There is a really good pattern to prevent those race conditions, without the need to use process.sleep. It also prevents the need to fill your code with obscure conditions, if you just need an atomic access to the database (atomic ensures that all operations are done in that order, without race conditions or interference from other threads).
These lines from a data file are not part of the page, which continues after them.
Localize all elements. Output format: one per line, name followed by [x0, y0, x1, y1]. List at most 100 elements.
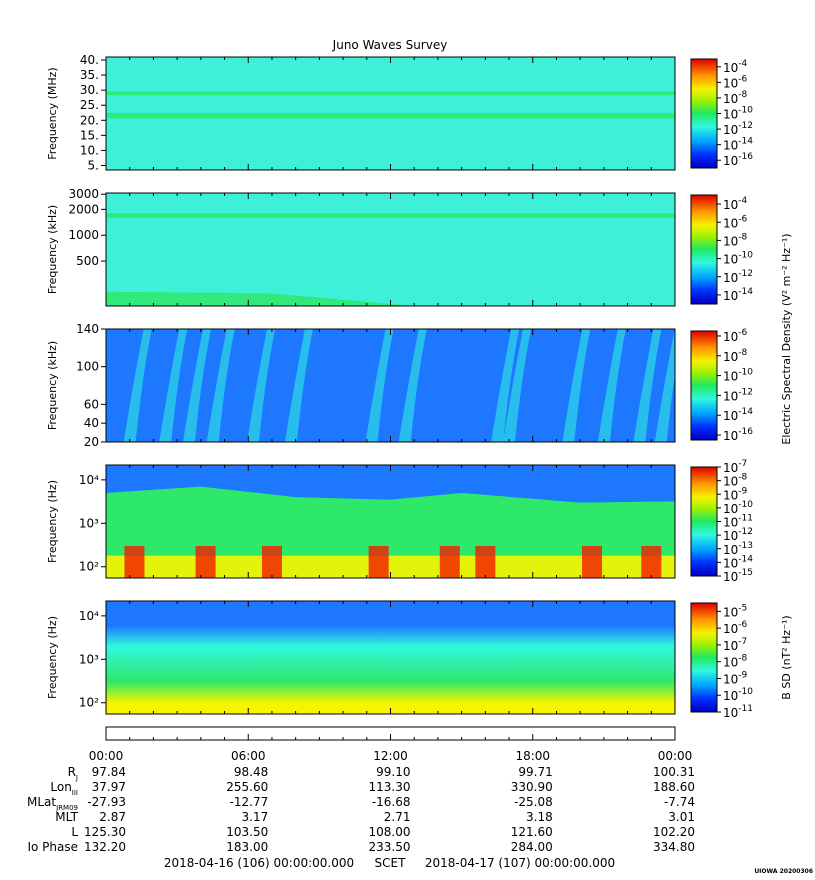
- ephemeris-value: 102.20: [653, 825, 695, 839]
- y-tick-label: 5.: [88, 158, 99, 172]
- ephemeris-value: 233.50: [369, 840, 411, 854]
- colorbar-tick-label: 10-15: [723, 568, 753, 584]
- y-tick-label: 10.: [80, 143, 99, 157]
- ephemeris-value: -25.08: [514, 795, 553, 809]
- ephemeris-value: 99.71: [518, 765, 552, 779]
- time-tick-label: 00:00: [89, 749, 124, 763]
- ephemeris-value: 188.60: [653, 780, 695, 794]
- panel-3: 20 40 60 100 140 Frequency (kHz) 10-6 10-8 10-10…: [46, 233, 793, 449]
- colorbar-tick-label: 10-8: [723, 232, 748, 248]
- colorbar-tick-label: 10-8: [723, 348, 748, 364]
- time-axis: 00:00 06:00 12:00 18:00 00:00: [89, 726, 693, 763]
- radio-burst: [182, 329, 211, 442]
- y-tick-label: 500: [76, 254, 99, 268]
- y-tick-label: 35.: [80, 68, 99, 82]
- ephemeris-value: 99.10: [376, 765, 410, 779]
- panel-1: 5.10.15.20.25.30.35.40. Frequency (MHz) 10…: [46, 53, 753, 172]
- intense-emission: [641, 546, 662, 578]
- time-range-end: 2018-04-17 (107) 00:00:00.000: [425, 856, 615, 870]
- colorbar-tick-label: 10-14: [723, 287, 753, 303]
- time-tick-label: 12:00: [373, 749, 408, 763]
- ephemeris-value: 132.20: [84, 840, 126, 854]
- y-axis-label: Frequency (Hz): [46, 480, 59, 563]
- intense-emission: [261, 546, 282, 578]
- colorbar-tick-label: 10-12: [723, 121, 753, 137]
- colorbar-tick-label: 10-4: [723, 59, 748, 75]
- colorbar-2: 10-4 10-6 10-8 10-10 10-12 10-14: [690, 194, 753, 305]
- radio-burst: [365, 329, 394, 442]
- colorbar-scale: [690, 466, 718, 577]
- figure-title: Juno Waves Survey: [332, 38, 448, 52]
- y-tick-label: 10⁴: [79, 473, 99, 487]
- ephemeris-value: 121.60: [511, 825, 553, 839]
- radio-burst: [597, 329, 626, 442]
- radio-burst: [398, 329, 427, 442]
- radio-burst: [654, 329, 675, 442]
- emission-band: [106, 91, 675, 95]
- colorbar-4: 10-710-810-910-1010-1110-1210-1310-1410-…: [690, 459, 753, 584]
- radio-burst: [123, 329, 152, 442]
- intense-emission: [195, 546, 216, 578]
- ephemeris-value: 2.71: [384, 810, 411, 824]
- y-tick-label: 30.: [80, 83, 99, 97]
- colorbar-scale: [690, 194, 718, 305]
- ephemeris-value: 284.00: [511, 840, 553, 854]
- ephemeris-value: 330.90: [511, 780, 553, 794]
- colorbar-label: B SD (nT² Hz⁻¹): [780, 615, 793, 699]
- intense-emission: [475, 546, 496, 578]
- colorbar-scale: [690, 58, 718, 169]
- colorbar-tick-label: 10-6: [723, 620, 748, 636]
- ephemeris-value: 3.18: [526, 810, 553, 824]
- ephemeris-value: -7.74: [664, 795, 695, 809]
- emission-band: [106, 213, 675, 218]
- y-axis-label: Frequency (Hz): [46, 616, 59, 699]
- y-tick-label: 10³: [79, 652, 99, 666]
- ephemeris-value: 3.01: [668, 810, 695, 824]
- intense-emission: [368, 546, 389, 578]
- y-tick-label: 3000: [68, 187, 99, 201]
- colorbar-tick-label: 10-6: [723, 74, 748, 90]
- radio-burst: [159, 329, 188, 442]
- emission-band: [106, 113, 675, 119]
- ephemeris-value: 37.97: [92, 780, 126, 794]
- ephemeris-value: 113.30: [369, 780, 411, 794]
- panel-4: 10² 10³ 10⁴ Frequency (Hz) 10-710-810-910-10…: [46, 459, 753, 584]
- colorbar-tick-label: 10-6: [723, 328, 748, 344]
- ephemeris-table: RJ 97.84 98.48 99.10 99.71 100.31 LonIII 37.97 2…: [27, 765, 695, 854]
- ephemeris-label: MLT: [55, 810, 78, 824]
- y-tick-label: 140: [76, 322, 99, 336]
- y-tick-label: 40.: [80, 53, 99, 67]
- colorbar-tick-label: 10-16: [723, 427, 753, 443]
- y-axis-label: Frequency (kHz): [46, 205, 59, 294]
- ephemeris-value: 2.87: [99, 810, 126, 824]
- colorbar-tick-label: 10-10: [723, 368, 753, 384]
- radio-burst: [503, 329, 532, 442]
- time-range-start: 2018-04-16 (106) 00:00:00.000: [164, 856, 354, 870]
- y-tick-label: 15.: [80, 128, 99, 142]
- colorbar-tick-label: 10-12: [723, 387, 753, 403]
- spectrogram-3: [106, 329, 675, 442]
- y-tick-label: 1000: [68, 228, 99, 242]
- ephemeris-label: Io Phase: [27, 840, 78, 854]
- time-tick-label: 00:00: [658, 749, 693, 763]
- radio-burst: [284, 329, 313, 442]
- y-axis-label: Frequency (kHz): [46, 341, 59, 430]
- colorbar-tick-label: 10-8: [723, 654, 748, 670]
- y-tick-label: 10³: [79, 516, 99, 530]
- time-tick-label: 18:00: [515, 749, 550, 763]
- colorbar-scale: [690, 602, 718, 713]
- colorbar-tick-label: 10-8: [723, 90, 748, 106]
- colorbar-tick-label: 10-7: [723, 637, 747, 653]
- radio-burst: [206, 329, 235, 442]
- ephemeris-value: 183.00: [226, 840, 268, 854]
- colorbar-tick-label: 10-10: [723, 106, 753, 122]
- colorbar-tick-label: 10-11: [723, 704, 753, 720]
- spectrogram-2: [106, 193, 675, 306]
- y-tick-label: 10²: [79, 696, 99, 710]
- y-tick-label: 10²: [79, 560, 99, 574]
- spectrogram-panels: 5.10.15.20.25.30.35.40. Frequency (MHz) 10…: [46, 53, 793, 720]
- radio-burst: [633, 329, 662, 442]
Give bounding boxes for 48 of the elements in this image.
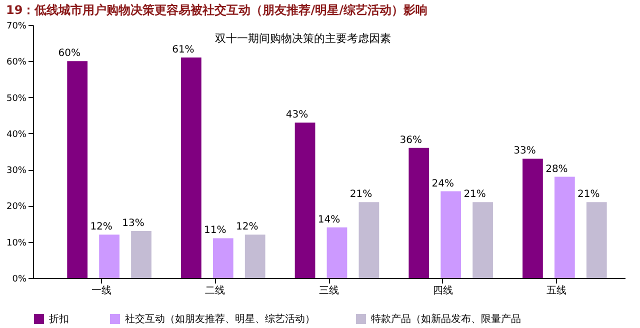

It could be solved by sharing a static object across threads, and using the built-in locking mechanism that enforces an atomic operation:
private static readonly object SimulationLock= new object();
and then surround your code with the locking safety precaution,
`private void AtomicRunSimulationRound(GWDatabase db, GameModel game)
{
lock(SimulationLock) //Ensure that only 1 thread has access to the method at once
{
TryToRunSimulationRound(db, game);
}
}
private void TryToRunSimulationRound(GWDatabase db, GameModel game)
{
//Thread.sleep is not needed anymore
}`
There are more elegant solutions. Instead of waiting for the resource to be freed, I would prefer to have the gamestate check and set of the ActiveWaitingForSimulation flag done atomically, with the lock, and then returning an error that a simulation is already undergoing for the other threads that check and access that flag, since that would be an atomical operation and would be done one at a time.